3. Ethernet cabling improves Wi-Fi coverage
You can combine the power of internet cabling with the convenience of Wi-Fi to create a fast and reliable at-home internet connection that services every room of your house. Here’s how it works:
- You have a room with poor Wi-Fi connection signal.
- An Ethernet cable port is installed in this room.
- You connect a Wireless Access Port (WAP), which provides a connection back to your router.
4. Internet cabling is more secure
Every day, the Australian Cyber Security Centre receives 164 cybercrime reports. That’s one every 10 minutes. These figures are only getting higher, too, with many malicious users looking to capitalise on new work-from-home arrangements.
Wired home networks offer another layer of security, although they will not protect you against hackers attempting to access your network remotely via tactics like scam emails. Wired connections don’t broadcast wireless signals, which means anyone in your local area wanting access to your network needs to connect physically with a cable.
Disadvantages of internet cabling
Now, let’s take a look at some of the potential cons of Ethernet cabling.
1. Installing a wired network at home may not be the most cost-efficient solution
If all you want is a faster internet speed, installing a home network may not be the most economical solution. You may experience a faster connection by simply purchasing a newer modem or investing in a few Wi-Fi signal boosters.

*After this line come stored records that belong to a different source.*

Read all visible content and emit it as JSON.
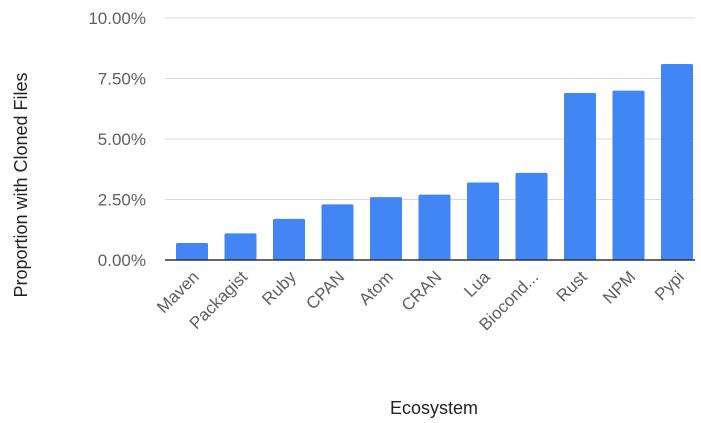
{
  "chart_data": {
    "type": "bar",
    "title": "",
    "xlabel": "Ecosystem",
    "ylabel": "Proportion with Cloned Files",
    "categories": [
      "Maven",
      "Packagist",
      "Ruby",
      "CPAN",
      "Atom",
      "CRAN",
      "Lua",
      "Biocond...",
      "Rust",
      "NPM",
      "Pypi"
    ],
    "values": [
      0.7,
      1.1,
      1.7,
      2.3,
      2.6,
      2.7,
      3.2,
      3.6,
      6.9,
      7.0,
      8.1
    ],
    "ylim": [
      0,
      10
    ],
    "yticks": [
      0,
      2.5,
      5,
      7.5,
      10
    ],
    "ytick_labels": [
      "0.00%",
      "2.50%",
      "5.00%",
      "7.50%",
      "10.00%"
    ],
    "grid": true,
    "legend": "none",
    "colors": {
      "bar": "#4285f4",
      "grid": "#d9d9d9",
      "axis": "#333333"
    }
  }
}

2. Internet cabling is not as flexible as Wi-Fi
If you invest in home network cabling, you’ll need to decide on the number Ethernet ports to install. Consider both the number of Ethernet-connectable devices you have today and any more devices you plan on purchasing in the future.
3. Wired home networking may not replace your Wi-Fi
Wired home networking is great for your PC and smart TV, but you can’t eliminate the need for Wi-Fi altogether if you want to connect your smartphone or tablet to the internet.